Checkmate® is a pheromone-based insecticide made by the company Suterra®. It is used to impair the breeding cycle of the light brown apple moth. In 2007, Checkmate® came to the attention of many, especially those who live in the San Francisco Bay Area, when some of these moths, which are native to Australia and New Zealand, were found in agricultural areas. In response, the California government declared that presence of the moth could potentially damage fruit crops significantly and proposed aerial spraying of Checkmate® in order to eradicate the problem. Despite protests, spraying in Santa Cruz County did occur, and unfortunately resulted in numerous illnesses and skin conditions being reported because of it.
Since the aerial spraying of Checkmate® resulted in numerous complaints, it raised the level of concern about aerial spraying in general, and particularly continued spraying of this pesticide. Those who advocate for more natural based ways of removing pests have been very concerned about the negative effects on the environment and on people caused by Checkmate®. The ingredients include ammonium and sodium phosphates, polyvinyl alcohol, and benzisothiozolin. The phosphates for instance are known skin and eye irritants, and polyvinyl alcohol is considered carcinogenic. Benzisothiozolin has not received much study, but what little study does exist suggests that this substance may kill certain types of algae and invertebrate marine animals. Another ingredient, butylated hydroxytoluene, has been linked to asthma symptoms and to cancer.
Due to illness caused by the first aerial spraying of Checkmate®, response to continued spraying has been repeatedly requested, and state Senators like Carole Migden have sponsored bills recommending a temporary moratorium on spraying until more studies can be conducted. The presence of the light brown apple moth in California was treated as an agricultural state of emergency, even though there is evidence that damage to crops may not be as significant as was previously suggested. In fact, in areas where the moth proliferates, such as in Australia, farmers claim some crop damage, but not the decimation of crops that would require an emergency response. Aside from some potentially slight damage to crops, the moth poses no problems for humans, and Australia’s farm industry is robust.
There are also concerns voiced by the growing number of organic farmers. When aerial spray of products like Checkmate® is applied,they may no longer be able to claim that their produce is organic. This can significantly harm the organic industry, which makes additional profits by farming in organic fashion.

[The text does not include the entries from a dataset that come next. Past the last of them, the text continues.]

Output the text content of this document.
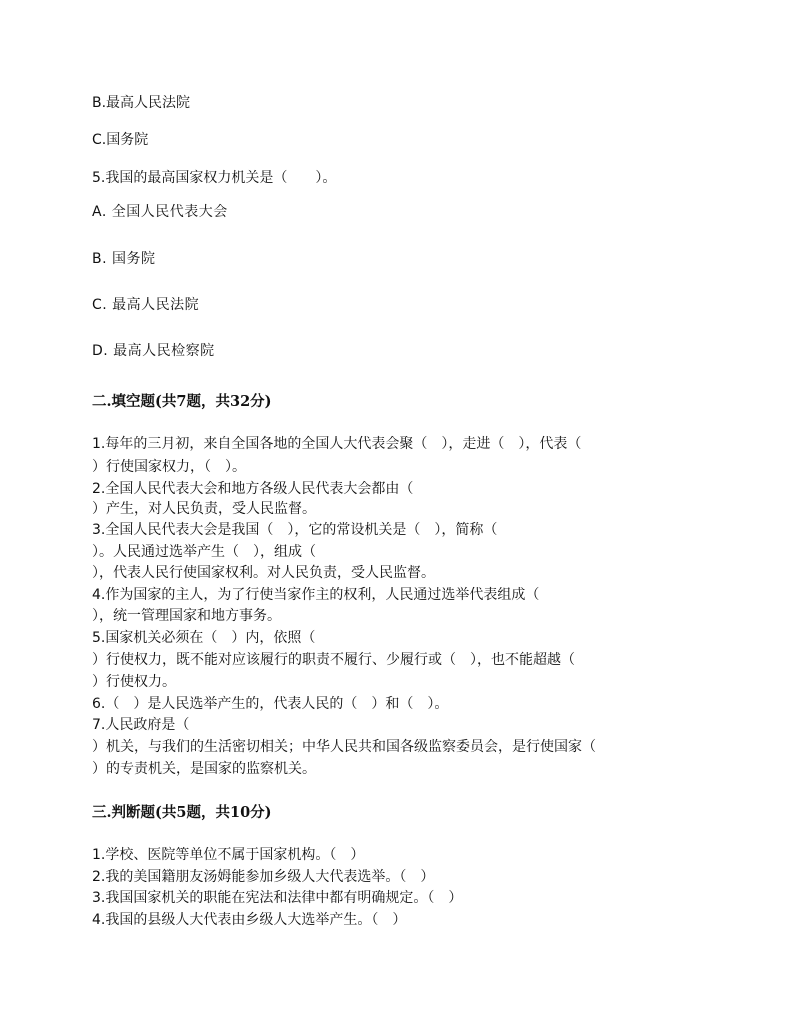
B.最高人民法院
C.国务院
5.我国的最高国家权力机关是（　　）。
A. 全国人民代表大会
B. 国务院
C. 最高人民法院
D. 最高人民检察院
二.填空题(共7题，共32分)
1.每年的三月初，来自全国各地的全国人大代表会聚（　），走进（　），代表（
）行使国家权力，（　）。
2.全国人民代表大会和地方各级人民代表大会都由（
）产生，对人民负责，受人民监督。
3.全国人民代表大会是我国（　），它的常设机关是（　），简称（
）。人民通过选举产生（　），组成（
），代表人民行使国家权利。对人民负责，受人民监督。
4.作为国家的主人，为了行使当家作主的权利，人民通过选举代表组成（
），统一管理国家和地方事务。
5.国家机关必须在（　）内，依照（
）行使权力，既不能对应该履行的职责不履行、少履行或（　），也不能超越（
）行使权力。
6.（　）是人民选举产生的，代表人民的（　）和（　）。
7.人民政府是（
）机关，与我们的生活密切相关；中华人民共和国各级监察委员会，是行使国家（
）的专责机关，是国家的监察机关。
三.判断题(共5题，共10分)
1.学校、医院等单位不属于国家机构。（　）
2.我的美国籍朋友汤姆能参加乡级人大代表选举。（　）
3.我国国家机关的职能在宪法和法律中都有明确规定。（　）
4.我国的县级人大代表由乡级人大选举产生。（　）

The main concern though, comes from people who feel their health was or could be significantly affected by spraying Checkmate®, especially since there has been no large scale testing of the product and because the manufacturer admits that large amounts might be a danger to the elderly, children and people with chronic illness. After the spraying in Santa Cruz, about 600 people were treated for respiratory symptoms, and skin and eye irritation. While spraying may be halted temporarily, if the aerial spray program is allowed to continue, it would spray the pesticide over several Bay Area Counties for a five-year period, in an effort to eradicate the light brown apple moth. Many claim that such a program is unjustified given the lack of available research on the effects of these chemicals on human health and the environment.